Israel boycotts Human Rights Council, no plans to exit other UN bodies
Israel boycotts Human Rights Council, no plans to exit other UN bodies
By AFP
Israel on Thursday said that it was not planning to withdraw from other United Nations bodies besides the Human Rights Council, which it is boycotting over perceived bias and "anti-Semitism".
Israeli Foreign Minister Gideon Saar on Wednesday announced that his country would halt its participation in the UN's top rights body, charging on X that it "focused on attacking a democratic country and propagating anti-Semitism, instead of promoting human rights".
The move came a day after US President Donald Trump signed an executive order saying that Washington, which is already in the process of pulling out of the World Health Organization, would withdraw from a number of other UN bodies, including the rights council.
Daniel Meron, Israel's ambassador to the UN in Geneva, said that the two announcements were "not coordinated", and that his country was not currently considering halting its participation in other UN fora.
"We are just talking now about the Human Rights Council... Let's leave it at that," he said.
Speaking to reporters in Geneva shortly after delivering a letter from Saar to the council president detailing the Israeli decision, Meron stressed that the move was "nothing against the United Nations" as a whole.
"We work with the UN where it is not biased," he said.
'Dramatic reform'
Israel and its allies have long accused the top UN rights body of bias, pointing among other things to the fact that Israel is the only country to have a dedicated agenda item, meaning it is systematically discussed at every regular council session.
The country is subject to more resolutions than "Iran, Cuba, North Korea and Venezuela combined", Saar said.
Meron insisted on the need for "dramatic reform" of the council.

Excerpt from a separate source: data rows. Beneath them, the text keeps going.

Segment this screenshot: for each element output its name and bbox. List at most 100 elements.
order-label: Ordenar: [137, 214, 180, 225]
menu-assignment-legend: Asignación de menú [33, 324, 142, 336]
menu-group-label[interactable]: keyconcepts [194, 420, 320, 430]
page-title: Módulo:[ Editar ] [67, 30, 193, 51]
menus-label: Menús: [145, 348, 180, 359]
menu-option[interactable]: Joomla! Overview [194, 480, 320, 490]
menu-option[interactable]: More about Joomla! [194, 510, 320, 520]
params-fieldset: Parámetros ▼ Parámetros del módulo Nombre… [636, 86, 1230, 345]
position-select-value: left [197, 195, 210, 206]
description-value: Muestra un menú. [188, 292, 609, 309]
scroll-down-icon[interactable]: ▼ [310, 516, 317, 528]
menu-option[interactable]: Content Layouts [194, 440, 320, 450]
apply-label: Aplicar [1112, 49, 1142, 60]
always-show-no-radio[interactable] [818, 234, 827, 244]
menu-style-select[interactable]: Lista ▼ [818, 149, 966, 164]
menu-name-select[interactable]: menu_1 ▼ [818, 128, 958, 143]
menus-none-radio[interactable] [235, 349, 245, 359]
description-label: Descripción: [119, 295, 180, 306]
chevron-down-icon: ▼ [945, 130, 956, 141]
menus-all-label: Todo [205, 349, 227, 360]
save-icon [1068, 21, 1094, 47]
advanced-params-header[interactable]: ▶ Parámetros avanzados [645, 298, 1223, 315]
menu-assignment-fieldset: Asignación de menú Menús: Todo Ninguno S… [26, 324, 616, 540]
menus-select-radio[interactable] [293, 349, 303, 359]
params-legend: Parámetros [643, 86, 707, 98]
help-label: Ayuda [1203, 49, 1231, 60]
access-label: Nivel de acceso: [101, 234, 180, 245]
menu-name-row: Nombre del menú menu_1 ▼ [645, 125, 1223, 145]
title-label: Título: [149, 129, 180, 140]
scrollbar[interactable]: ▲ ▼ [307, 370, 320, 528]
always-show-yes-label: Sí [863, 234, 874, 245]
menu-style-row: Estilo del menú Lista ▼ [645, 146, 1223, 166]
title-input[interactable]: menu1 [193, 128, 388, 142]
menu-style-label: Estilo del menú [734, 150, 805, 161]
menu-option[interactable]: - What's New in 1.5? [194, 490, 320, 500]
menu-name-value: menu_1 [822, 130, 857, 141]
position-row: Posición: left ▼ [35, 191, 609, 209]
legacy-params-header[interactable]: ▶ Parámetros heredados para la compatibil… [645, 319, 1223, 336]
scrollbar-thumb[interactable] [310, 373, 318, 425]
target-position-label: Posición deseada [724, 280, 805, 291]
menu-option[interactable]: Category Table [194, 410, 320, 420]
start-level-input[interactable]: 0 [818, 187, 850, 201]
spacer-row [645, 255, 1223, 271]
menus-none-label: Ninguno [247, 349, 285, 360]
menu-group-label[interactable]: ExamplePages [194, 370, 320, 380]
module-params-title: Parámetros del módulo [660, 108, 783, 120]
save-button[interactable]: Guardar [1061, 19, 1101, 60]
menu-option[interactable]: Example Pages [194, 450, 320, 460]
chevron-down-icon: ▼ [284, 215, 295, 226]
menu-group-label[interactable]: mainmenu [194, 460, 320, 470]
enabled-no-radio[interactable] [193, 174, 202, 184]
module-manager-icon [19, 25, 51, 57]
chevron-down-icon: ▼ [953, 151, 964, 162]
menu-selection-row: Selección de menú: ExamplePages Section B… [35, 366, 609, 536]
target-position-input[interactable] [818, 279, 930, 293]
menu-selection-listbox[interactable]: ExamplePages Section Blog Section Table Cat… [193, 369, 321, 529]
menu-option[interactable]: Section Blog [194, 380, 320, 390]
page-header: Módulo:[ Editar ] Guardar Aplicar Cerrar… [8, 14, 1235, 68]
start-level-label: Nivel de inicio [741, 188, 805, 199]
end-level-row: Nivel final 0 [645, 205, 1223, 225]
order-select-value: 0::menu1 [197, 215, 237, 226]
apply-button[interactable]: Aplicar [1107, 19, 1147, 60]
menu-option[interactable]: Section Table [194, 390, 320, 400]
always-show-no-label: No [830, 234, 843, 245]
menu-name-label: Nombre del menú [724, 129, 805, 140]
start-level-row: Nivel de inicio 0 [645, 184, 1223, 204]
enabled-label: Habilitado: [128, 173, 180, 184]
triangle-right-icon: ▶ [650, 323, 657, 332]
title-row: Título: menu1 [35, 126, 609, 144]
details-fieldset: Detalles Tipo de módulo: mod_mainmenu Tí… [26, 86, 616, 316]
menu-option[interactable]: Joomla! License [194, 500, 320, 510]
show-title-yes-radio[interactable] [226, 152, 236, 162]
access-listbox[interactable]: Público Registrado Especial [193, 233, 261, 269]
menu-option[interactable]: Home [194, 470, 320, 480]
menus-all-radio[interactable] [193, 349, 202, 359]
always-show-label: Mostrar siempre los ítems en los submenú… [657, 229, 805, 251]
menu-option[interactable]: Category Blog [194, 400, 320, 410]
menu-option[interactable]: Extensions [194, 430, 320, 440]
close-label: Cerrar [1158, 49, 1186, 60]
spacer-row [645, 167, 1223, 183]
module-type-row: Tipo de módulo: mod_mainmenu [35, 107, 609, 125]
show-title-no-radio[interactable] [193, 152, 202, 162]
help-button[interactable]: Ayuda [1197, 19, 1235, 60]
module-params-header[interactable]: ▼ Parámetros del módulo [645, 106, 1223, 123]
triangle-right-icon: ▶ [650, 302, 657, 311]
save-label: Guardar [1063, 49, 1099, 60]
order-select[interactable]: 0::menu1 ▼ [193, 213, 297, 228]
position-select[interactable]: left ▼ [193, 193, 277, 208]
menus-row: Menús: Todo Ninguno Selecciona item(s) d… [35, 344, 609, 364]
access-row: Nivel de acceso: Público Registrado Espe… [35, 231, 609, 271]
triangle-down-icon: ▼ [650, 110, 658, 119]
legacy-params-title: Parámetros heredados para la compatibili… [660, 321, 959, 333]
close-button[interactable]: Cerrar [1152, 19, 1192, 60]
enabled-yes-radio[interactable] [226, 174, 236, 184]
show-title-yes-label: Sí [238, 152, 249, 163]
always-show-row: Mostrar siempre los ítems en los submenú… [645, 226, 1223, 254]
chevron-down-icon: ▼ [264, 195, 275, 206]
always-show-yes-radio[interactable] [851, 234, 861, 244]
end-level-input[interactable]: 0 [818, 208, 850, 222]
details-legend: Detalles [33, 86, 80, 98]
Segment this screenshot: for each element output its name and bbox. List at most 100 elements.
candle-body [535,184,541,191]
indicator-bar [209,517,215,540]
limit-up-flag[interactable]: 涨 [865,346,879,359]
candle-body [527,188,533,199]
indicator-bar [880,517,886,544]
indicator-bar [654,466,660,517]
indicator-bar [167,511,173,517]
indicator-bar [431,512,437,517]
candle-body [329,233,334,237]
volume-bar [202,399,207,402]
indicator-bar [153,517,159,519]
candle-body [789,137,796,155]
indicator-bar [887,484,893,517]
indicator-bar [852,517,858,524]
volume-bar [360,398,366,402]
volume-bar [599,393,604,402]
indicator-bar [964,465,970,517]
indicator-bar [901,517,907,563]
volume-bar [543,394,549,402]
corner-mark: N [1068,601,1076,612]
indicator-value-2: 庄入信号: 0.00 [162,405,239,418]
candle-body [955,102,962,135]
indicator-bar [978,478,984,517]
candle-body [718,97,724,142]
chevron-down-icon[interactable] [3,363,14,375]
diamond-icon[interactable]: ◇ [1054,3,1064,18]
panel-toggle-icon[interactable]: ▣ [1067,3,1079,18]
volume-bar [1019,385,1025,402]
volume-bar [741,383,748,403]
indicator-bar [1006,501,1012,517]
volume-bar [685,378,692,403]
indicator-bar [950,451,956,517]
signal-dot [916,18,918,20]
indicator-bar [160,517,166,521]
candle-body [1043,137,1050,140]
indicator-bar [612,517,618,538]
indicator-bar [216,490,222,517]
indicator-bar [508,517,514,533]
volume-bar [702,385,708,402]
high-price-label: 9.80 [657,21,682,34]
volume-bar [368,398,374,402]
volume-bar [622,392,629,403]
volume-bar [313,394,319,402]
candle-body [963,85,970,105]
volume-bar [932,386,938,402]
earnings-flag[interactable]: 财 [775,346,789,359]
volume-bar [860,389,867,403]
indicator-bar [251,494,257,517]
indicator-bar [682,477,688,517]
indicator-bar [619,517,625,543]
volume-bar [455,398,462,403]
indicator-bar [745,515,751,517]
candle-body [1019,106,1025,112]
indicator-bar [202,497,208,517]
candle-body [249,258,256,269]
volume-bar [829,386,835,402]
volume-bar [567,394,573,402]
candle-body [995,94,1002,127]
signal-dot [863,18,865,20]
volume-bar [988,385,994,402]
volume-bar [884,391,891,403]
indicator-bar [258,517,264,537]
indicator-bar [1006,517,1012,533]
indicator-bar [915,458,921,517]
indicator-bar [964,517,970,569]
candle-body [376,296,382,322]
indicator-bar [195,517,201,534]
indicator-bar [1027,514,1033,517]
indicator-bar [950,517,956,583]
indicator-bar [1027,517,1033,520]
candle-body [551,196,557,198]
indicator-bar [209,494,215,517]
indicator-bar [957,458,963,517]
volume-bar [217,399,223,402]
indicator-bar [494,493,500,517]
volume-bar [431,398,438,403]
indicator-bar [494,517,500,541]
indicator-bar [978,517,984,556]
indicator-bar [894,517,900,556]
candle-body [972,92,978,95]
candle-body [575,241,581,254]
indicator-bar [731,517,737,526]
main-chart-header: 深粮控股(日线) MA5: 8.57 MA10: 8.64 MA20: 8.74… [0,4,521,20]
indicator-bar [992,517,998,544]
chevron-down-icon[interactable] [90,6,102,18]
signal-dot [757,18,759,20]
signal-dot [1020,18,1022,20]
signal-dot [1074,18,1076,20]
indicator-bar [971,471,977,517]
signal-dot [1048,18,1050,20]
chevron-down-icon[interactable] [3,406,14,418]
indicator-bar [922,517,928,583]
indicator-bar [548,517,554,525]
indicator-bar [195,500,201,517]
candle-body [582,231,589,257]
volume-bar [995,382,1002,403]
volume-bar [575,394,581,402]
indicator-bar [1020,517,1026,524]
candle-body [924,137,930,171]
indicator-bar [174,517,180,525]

He said that the body had especially "failed Israel" since Hamas's October 7, 2023 attack, charging that it "did not condemn the terrorists forcefully".
He also maintained that experts and investigation teams mandated by the council to examine the rights situation in Israel and the Palestinian territories "perpetrate anti-Semitic myths and stereotypes".
"In the face of this blatant anti-Semitism perpetrated by mandate holders, the Human Rights Council is silent," he said.
Israel has boycotted the council twice previously and was already refusing to participate in discussions surrounding the rights situation in the Palestinian territories.
In response to Wednesday's boycott announcement, council spokesman Pascal Sim highlighted that Israel, like the United States, was not currently one of the rights body's 47 member states.
Observer states cannot "withdraw from the council", he explained.
Meron said that Israel simply would "not enter the meetings of the council".
Asked if his country would participate in the so-called Universal Periodic Review of its rights situation, which all UN members regularly undergo, he pointed out that the next one was two years away.
"Hopefully things will resonate enough that things will change and we'll be able to come back," he said.